Kiranya orang itu bernama Yong Goan-kui, Sute atau adik seperguruan Co Cu-bok. Meski ilmu silatnya lebih rendah daripada sang Suheng, namun jauh di atas Kiong Jin-kiat. Maka aneh sekali bahwa tabrakan tadi tak bisa dihindarkannya, bahkan sekali tabrak roboh binasa.

Co Cu-bok tahu sebelum tabrakan tentu sang Sute sudah terluka parah, maka cepat ia membuka baju Yong Goan-kui untuk diperiksa. Begitu baju terbuka, segera tertampak di dada Yong Goan-kui jelas tertulis sebaris huruf, "Tengah malam ini Sin-long-pang akan membasmi Bu-liang-kiam!"

Huruf-huruf hitam yang dekuk melekat di daging itu bukan ditulis dengan tinta, juga bukan ukiran benda tajam.
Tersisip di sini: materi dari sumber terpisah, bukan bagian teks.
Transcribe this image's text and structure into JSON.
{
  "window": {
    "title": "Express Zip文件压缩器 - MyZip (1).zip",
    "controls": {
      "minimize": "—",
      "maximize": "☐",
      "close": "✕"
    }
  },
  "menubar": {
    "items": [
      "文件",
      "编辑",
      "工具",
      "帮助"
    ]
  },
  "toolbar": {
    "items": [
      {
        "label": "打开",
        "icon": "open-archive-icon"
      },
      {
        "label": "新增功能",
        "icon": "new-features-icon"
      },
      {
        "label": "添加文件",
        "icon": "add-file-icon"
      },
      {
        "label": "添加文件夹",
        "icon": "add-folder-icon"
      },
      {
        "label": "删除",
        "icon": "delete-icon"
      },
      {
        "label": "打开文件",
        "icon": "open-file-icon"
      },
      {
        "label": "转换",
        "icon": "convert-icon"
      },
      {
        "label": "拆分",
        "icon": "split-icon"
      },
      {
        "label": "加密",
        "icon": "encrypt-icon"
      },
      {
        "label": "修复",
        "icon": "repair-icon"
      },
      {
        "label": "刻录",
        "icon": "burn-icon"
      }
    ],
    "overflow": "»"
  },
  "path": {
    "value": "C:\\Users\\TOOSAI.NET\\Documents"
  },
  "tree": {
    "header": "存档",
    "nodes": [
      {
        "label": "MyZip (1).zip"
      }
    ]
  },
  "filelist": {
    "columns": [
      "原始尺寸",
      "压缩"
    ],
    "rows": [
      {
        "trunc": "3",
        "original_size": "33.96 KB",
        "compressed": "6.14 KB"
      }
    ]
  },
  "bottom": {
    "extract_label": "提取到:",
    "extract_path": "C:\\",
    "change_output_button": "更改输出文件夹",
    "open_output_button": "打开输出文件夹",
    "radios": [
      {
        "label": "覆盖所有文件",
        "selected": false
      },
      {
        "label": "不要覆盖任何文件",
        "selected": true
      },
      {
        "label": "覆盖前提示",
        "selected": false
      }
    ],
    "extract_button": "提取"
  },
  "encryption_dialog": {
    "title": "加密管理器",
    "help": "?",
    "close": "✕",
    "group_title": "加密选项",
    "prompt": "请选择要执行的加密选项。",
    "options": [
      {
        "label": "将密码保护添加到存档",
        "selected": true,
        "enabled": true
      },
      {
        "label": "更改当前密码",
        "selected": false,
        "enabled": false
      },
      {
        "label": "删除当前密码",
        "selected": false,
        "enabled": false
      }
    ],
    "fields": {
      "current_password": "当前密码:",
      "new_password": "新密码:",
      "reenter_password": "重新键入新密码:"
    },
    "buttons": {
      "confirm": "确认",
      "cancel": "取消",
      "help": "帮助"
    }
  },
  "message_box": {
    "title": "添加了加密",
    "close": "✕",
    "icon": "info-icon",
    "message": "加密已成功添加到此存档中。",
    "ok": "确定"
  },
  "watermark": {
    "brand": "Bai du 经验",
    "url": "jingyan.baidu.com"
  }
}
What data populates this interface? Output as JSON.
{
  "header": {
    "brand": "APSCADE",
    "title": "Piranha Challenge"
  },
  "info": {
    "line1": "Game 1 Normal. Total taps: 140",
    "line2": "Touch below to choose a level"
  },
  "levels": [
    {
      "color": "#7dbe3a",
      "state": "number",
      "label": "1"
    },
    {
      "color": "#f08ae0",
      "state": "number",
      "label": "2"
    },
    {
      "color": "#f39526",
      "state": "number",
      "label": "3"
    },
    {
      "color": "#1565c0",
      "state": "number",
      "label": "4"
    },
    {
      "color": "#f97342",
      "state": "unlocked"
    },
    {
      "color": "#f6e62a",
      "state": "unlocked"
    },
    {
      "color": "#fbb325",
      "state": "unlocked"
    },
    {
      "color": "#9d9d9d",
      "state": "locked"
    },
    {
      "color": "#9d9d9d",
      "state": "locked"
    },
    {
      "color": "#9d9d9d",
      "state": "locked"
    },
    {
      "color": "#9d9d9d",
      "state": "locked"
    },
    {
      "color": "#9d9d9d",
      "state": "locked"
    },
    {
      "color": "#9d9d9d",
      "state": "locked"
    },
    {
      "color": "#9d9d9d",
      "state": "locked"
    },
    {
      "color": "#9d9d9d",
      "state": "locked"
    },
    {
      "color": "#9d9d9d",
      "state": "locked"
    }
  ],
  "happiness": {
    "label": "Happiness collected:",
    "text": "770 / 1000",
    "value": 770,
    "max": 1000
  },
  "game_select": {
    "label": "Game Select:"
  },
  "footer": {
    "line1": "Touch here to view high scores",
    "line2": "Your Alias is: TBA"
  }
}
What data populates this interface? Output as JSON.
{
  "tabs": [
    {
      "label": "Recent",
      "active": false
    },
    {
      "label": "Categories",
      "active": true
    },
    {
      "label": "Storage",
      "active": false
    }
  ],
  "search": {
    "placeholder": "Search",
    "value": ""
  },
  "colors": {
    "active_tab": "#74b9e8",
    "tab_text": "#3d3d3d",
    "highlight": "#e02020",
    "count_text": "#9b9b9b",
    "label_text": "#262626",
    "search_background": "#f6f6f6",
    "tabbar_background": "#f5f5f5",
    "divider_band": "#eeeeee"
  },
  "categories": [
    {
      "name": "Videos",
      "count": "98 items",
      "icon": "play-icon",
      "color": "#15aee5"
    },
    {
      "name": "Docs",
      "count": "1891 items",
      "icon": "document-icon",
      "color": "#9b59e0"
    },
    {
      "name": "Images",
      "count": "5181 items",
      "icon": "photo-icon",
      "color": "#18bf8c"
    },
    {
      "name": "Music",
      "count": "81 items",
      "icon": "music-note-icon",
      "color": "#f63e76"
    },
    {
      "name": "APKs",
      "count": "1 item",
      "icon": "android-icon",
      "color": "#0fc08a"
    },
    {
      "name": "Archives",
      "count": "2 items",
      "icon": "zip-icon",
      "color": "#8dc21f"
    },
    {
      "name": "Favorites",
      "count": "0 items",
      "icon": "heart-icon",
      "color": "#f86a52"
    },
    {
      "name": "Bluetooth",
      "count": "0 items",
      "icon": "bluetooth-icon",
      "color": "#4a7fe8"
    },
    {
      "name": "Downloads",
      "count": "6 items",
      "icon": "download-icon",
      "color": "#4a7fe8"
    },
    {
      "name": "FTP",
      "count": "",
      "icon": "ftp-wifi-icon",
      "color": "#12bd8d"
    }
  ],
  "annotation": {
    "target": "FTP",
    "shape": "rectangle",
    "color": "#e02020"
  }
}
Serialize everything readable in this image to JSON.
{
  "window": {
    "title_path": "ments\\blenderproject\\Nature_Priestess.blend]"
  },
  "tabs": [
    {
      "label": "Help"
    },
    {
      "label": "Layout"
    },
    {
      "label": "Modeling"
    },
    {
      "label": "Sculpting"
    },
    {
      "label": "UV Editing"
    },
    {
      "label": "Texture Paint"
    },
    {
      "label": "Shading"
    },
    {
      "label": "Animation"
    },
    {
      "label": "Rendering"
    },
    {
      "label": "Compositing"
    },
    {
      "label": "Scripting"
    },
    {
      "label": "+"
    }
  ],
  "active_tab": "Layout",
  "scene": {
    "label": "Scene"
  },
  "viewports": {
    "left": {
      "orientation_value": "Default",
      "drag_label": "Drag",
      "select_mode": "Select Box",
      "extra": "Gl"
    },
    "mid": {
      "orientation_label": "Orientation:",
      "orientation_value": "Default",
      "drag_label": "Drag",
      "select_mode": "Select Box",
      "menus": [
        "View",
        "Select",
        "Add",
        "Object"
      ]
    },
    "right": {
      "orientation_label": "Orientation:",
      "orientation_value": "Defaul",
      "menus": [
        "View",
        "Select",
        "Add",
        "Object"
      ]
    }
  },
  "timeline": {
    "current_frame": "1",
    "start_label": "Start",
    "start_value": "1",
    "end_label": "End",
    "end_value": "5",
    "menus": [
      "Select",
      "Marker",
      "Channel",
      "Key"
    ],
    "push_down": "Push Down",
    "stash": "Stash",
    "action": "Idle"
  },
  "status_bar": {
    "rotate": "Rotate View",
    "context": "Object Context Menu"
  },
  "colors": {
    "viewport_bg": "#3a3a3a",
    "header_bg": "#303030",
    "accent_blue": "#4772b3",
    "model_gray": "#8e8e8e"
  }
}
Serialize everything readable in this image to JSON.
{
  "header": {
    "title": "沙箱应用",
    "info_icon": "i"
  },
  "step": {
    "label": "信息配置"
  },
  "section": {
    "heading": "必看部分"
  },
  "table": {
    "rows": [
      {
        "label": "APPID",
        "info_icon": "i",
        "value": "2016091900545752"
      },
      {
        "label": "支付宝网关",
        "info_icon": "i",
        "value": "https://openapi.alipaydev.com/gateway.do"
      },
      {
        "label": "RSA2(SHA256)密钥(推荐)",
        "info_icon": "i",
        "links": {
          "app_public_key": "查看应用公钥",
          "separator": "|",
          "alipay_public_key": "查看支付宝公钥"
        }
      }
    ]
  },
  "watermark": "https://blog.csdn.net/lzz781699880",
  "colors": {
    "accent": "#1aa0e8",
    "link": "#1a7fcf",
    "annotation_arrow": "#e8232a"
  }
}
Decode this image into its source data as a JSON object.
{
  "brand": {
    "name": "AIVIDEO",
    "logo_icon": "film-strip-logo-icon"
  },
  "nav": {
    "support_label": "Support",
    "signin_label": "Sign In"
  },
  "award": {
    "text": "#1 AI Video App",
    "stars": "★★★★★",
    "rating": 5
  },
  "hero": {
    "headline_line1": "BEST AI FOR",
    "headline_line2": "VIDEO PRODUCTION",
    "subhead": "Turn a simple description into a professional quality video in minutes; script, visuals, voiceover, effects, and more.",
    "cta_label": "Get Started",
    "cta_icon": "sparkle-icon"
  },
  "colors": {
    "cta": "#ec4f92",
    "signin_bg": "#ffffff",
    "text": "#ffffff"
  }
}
Setelah ditegasi, Co Cu-bok menjadi gusar, ia angkat pedangnya hingga berbunyi mendenging, teriaknya dengan murka, "Hm, lihatlah apakah Sin-long-pang yang akan membasmi Bu-liang-kiam atau Buliang-kiam yang akan memusnahkan Sin-long-pang? Sakit hati ini tidak kubalas, kusumpah tak mau hidup lagi!"

Kiranya huruf-huruf yang terdapat di dada Yong Goan-kui itu ditulis dengan semacam obat racun, daging yang terkena racun lantas membusuk dan dekuk ke dalam.

Waktu Co Cu-bok periksa tubuh Yong Goan-kui pula, ternyata tiada tanda luka lain. Segera ia membentak, "Jin-ho, Jin-kiat, melihat keluar sana!"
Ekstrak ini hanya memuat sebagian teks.